The hair shaft is essentially composed of keratin. Hair keratin is hard, compact and strong. This fibrous protein is gradually formed inside cells from the germinal layer. These cuticle cells are characterised by the presence of amorphous keratin while the cortical cells have a structure of filaments surrounded by a keratinic substance that is richer in sulphur and contains amino acids. The keratin of these filaments forms a helix, with a distance between the turns of 0.51 nanometres and a structure maintained by hydrogen bonds. This protein plays a key role in the cohesion and physical properties of hair.

Hair is essentially composed of keratin, a molecule with a helical structure. ©L’Oréal Research

Hair also contains water (12 to 15 %) and traces of mineral elements (calcium, cadmium, chromium, copper, zinc, iron and silicon). These elements can be brought to the base of the hair follicle by blood circulation and then contribute to building the hair shaft. Besides this contribution, the environment can, for example through pollution, be the source of certain elements such as lead.

The cells of the cuticle are held together by the intercellular cement. ©L’Oréal Research

The hair also contains lipid components (3% of its composition). They are produced in the hair bulb from sterols, fatty acids and ceramides. Present essentially in the intercellular cement of the cortex and the cuticle, they provide the hair with a certain impermeability and ensure the cohesion of the hair fibre.

Other lipids come from the secretion of the sebaceous gland: sebum. Sebum is formed from mature sebaceous cells which have burst open and it mainly contains lipids (triglycerides, waxes, squalene, esterified cholesterol and free cholesterol). The most abundant triglycerides undergo partial hydrolysis by the bacteria that inhabit the scalp, Propionibacterium acnes and Propionibacterium granulosum. This hydrolysis liberates free fatty acids, di- and monoglycerides and glycerol. The fatty acids are characterised by carbon chains, even and uneven in number (from C11 to C19), with numerous unsaturated sections and branches. The waxes are esters of acids and long-chain alcohols. The waxes are apolar compounds which are metabolised by the flora and are little affected by oxidation.

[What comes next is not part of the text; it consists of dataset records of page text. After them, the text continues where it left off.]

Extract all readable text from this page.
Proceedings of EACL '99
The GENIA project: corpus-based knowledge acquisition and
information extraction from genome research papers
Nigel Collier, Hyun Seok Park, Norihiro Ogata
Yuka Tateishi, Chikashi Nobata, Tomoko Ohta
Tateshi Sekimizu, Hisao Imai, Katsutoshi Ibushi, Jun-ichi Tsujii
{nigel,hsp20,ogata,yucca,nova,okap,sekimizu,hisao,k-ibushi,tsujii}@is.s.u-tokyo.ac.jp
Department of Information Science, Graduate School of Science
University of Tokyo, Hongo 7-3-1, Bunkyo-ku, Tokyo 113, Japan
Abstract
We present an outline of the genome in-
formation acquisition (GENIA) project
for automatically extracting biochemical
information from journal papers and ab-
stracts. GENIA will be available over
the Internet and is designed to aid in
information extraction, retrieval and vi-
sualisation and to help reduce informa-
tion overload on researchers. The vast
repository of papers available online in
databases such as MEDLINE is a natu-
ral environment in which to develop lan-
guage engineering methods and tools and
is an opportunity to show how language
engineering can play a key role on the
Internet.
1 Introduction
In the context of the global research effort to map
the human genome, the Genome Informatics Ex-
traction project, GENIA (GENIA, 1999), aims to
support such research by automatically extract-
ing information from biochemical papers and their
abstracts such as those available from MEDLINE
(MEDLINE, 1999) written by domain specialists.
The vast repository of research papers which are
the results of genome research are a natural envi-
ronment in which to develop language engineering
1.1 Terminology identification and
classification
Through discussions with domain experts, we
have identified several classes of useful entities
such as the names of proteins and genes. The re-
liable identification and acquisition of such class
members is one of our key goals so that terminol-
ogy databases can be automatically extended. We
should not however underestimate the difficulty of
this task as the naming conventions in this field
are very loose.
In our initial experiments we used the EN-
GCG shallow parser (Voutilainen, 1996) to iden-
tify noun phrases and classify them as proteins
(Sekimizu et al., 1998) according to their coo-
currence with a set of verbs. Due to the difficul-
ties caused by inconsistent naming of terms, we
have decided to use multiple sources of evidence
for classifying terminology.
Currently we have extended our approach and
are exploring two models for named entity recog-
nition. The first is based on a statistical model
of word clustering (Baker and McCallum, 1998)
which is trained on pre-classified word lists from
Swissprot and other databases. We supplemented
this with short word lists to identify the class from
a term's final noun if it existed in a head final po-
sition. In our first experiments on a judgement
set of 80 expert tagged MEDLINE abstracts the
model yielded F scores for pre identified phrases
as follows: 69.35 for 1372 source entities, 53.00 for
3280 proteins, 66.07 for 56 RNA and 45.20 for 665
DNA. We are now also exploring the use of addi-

The surface of the scalp seen under a scanning electron microscope shows the hair shaft surrounded by drops of sebum. ©L’Oréal Research

In the sebaceous gland, acetate molecules condense to form mevalonic acid, an isoprenoid isomer and squalene, a linear hydrocarbon formed from 30 carbon atoms. The sterols are esterified by the fatty acids. The squalene/cholesterol ratio in the surface hydrolipidic film is a mirror of the biological activities of the sebaceous glands and the epidermis. The lipid mixture which forms this film on the surface of the skin lubricates the hair and thus preserves the suppleness and shine of the hair. Being hormone dependent, the sebum can be produced in excess and the hair becomes greasy and heavy. On the other hand, if too little is secreted, the hair becomes dry, dull and damaged.